After posting at least one Tour victory every season from 2013 through 2019, Thompson’s winless streak is now at 36 months and counting.  More worrisome than the simple lack of trophies is the growing number of ugly collapses such as Sunday’s.  While some have involved poor shotmaking, like the wayward drives and the pitch shot only a 20-handicapper could love that fans saw down the stretch at Congressional, the constant theme has been a bad case of the putting yips.
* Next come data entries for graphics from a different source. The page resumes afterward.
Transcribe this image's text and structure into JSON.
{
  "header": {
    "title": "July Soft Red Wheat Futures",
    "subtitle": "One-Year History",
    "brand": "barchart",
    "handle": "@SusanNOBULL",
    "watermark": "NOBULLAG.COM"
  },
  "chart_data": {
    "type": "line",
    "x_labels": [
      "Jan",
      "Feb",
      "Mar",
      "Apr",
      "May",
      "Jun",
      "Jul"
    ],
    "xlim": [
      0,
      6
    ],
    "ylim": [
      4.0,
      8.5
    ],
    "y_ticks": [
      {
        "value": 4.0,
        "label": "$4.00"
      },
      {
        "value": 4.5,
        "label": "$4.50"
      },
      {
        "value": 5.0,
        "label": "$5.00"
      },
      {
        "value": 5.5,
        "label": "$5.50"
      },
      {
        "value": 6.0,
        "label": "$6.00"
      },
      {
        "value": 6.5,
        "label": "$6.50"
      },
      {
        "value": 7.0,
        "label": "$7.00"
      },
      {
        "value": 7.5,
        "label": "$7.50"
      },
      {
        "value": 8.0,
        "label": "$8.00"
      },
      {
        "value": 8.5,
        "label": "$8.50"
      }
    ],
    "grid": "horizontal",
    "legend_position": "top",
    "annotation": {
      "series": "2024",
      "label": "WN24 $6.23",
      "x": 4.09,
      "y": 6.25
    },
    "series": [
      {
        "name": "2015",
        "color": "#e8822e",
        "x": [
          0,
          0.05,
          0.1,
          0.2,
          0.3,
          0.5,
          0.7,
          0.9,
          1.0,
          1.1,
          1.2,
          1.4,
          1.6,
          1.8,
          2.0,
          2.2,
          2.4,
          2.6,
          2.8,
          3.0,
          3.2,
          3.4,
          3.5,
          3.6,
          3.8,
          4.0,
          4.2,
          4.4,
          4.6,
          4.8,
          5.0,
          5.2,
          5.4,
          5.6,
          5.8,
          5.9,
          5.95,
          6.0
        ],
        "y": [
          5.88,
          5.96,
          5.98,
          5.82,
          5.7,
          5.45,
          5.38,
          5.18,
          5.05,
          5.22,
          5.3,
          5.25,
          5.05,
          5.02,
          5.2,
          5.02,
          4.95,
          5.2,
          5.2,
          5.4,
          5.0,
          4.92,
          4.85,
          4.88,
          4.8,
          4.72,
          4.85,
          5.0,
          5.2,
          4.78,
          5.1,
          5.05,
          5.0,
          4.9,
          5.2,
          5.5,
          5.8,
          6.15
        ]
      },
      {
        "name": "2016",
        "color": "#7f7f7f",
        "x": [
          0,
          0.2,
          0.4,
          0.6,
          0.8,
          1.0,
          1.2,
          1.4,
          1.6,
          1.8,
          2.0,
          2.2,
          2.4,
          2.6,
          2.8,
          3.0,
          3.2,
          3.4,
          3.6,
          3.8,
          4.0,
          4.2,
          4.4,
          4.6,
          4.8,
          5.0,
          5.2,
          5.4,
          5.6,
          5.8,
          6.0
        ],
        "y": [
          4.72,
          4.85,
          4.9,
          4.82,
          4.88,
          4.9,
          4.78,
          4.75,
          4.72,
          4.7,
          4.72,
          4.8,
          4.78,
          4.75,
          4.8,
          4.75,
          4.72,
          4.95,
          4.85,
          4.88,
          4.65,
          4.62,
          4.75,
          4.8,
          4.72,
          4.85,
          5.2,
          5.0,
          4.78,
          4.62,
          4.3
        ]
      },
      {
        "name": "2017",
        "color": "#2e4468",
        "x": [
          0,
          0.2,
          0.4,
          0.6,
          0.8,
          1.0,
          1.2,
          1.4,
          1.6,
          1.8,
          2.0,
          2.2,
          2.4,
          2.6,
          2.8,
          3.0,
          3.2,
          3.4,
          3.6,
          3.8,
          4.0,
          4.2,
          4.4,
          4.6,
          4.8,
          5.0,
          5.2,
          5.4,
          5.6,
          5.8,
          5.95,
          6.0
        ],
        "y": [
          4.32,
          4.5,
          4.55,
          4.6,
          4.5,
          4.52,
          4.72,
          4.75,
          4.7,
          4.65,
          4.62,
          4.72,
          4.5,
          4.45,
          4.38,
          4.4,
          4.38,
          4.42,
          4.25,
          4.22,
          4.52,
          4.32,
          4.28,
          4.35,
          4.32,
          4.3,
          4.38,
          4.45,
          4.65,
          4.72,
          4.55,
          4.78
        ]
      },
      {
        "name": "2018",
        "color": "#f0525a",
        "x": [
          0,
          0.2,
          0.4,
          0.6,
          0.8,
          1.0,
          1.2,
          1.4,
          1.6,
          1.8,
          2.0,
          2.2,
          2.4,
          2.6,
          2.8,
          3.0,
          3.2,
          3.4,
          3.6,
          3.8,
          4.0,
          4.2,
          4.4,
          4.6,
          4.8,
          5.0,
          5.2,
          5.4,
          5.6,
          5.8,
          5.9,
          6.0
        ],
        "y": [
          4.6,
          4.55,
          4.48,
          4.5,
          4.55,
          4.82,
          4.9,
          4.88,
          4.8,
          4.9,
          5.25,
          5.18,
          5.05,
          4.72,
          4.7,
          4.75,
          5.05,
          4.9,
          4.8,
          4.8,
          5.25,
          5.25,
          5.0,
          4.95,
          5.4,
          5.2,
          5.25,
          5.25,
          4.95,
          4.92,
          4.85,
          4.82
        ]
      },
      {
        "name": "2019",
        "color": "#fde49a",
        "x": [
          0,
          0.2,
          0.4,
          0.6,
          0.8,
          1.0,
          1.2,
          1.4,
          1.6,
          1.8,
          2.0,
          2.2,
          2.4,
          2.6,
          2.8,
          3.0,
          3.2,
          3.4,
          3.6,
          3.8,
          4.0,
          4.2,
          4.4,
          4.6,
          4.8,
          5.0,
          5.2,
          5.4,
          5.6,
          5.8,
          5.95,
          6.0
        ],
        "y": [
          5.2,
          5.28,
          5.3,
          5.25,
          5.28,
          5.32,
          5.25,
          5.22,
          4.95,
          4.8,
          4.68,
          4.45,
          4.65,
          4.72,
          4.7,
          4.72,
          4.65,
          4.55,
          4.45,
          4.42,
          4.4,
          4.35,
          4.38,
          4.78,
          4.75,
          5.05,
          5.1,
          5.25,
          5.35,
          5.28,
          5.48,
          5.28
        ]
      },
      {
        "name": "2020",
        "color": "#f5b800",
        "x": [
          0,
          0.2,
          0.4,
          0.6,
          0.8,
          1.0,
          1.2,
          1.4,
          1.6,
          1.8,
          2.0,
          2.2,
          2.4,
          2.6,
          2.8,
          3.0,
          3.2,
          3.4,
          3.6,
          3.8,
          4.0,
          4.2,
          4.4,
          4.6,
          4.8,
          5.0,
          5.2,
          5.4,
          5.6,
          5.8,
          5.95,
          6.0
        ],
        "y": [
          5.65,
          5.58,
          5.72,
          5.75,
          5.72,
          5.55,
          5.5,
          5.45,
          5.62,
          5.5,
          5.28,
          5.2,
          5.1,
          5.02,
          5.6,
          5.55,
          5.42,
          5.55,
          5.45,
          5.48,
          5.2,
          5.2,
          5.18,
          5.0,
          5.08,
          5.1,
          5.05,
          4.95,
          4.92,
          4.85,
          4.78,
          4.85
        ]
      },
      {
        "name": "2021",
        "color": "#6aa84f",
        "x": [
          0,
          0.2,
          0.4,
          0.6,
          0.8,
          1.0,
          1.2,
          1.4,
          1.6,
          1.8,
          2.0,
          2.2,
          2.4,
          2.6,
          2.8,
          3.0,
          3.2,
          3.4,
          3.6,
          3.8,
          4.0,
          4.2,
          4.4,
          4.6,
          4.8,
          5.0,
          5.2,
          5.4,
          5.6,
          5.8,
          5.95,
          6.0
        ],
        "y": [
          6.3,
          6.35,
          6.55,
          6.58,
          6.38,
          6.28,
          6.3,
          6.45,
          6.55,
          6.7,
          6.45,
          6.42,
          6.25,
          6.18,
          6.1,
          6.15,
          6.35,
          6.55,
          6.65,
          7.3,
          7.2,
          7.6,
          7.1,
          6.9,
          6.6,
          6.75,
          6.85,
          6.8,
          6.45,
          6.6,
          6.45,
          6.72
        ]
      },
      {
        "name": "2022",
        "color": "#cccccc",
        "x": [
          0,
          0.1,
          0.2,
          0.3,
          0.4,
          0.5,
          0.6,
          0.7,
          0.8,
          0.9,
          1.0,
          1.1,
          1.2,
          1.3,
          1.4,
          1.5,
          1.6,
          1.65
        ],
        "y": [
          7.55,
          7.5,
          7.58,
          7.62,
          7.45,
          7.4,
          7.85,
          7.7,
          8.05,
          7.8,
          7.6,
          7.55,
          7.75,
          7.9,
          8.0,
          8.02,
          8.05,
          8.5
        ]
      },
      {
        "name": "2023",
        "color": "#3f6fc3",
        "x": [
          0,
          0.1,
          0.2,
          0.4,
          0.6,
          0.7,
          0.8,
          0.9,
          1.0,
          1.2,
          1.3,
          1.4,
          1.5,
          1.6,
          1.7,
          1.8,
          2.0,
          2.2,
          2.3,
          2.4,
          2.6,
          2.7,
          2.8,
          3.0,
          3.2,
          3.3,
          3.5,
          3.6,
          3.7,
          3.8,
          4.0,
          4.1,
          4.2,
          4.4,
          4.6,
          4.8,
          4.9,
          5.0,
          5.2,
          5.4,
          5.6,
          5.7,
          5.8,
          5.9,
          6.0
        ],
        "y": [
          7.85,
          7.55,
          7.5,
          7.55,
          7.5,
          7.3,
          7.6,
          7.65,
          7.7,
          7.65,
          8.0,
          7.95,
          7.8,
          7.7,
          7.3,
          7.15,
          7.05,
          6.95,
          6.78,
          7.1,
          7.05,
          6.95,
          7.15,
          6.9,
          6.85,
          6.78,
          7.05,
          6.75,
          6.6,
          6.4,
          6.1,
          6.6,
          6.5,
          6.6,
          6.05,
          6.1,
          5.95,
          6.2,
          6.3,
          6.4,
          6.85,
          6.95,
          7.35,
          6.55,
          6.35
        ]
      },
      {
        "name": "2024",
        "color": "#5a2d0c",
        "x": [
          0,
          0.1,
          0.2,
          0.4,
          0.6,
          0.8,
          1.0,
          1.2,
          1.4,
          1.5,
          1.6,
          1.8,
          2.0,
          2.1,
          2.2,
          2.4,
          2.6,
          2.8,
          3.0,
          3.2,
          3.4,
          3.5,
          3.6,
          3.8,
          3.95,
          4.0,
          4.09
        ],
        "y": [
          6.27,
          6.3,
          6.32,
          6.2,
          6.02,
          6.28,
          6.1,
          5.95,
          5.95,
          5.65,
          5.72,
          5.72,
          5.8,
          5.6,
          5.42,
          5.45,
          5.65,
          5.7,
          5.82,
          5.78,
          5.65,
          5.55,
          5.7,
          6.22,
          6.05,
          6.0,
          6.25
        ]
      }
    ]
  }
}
At last year’s U.S. Women’s Open, a five shot lead with ten to play wasn’t enough of a cushion.  Yet Thompson is still ranked 6th in the world, a tribute to her consistency and raw talent.  She is the only player in top-10 without at least one win in the past year, much less over the equivalent of three full LPGA seasons.  And her commitment to growing the sport is as strong as ever.  While she declined to speak to the media after her latest heartbreak, Thompson patiently signed autographs for scores of kids waiting by Congressional’s clubhouse.

Because she has been part of the conversation about women’s golf for a decade and a half – Thompson qualified for the U.S. Women’s Open at the age of 12, turned professional at 15, and notched her first LPGA victory at 16 – it is easy to forget that she is still just 27.  She’s but a year older than Scottie Scheffler, two years younger than Justin Thomas, and the same age as Matt Fitzpatrick, this year’s winners of men’s majors who are collectively hailed as part of the PGA Tour’s youth movement.  There is, in short, every reason to think that the best years of Lexi Thompson’s career still lie ahead, years that should include many more LPGA wins and happier Sundays at majors. 

But before that can happen, Thompson must find a way to overcome a roadblock that is more mental than physical.  Whether it’s changing putters, or coaches, or her putting grip, or tying her shoelaces in a double knot and carrying her spare change in a different pocket, as the fictional Roy McAvoy was advised to do as a cure for the shanks in Tin Cup, Thompson needs to change something so that the last two feet to the hole stop looking to her like 200 yards.  Her legion of fans will be pulling for her to overcome her golfing demons soon.  After all, train wrecks may make headlines, but they are never good news.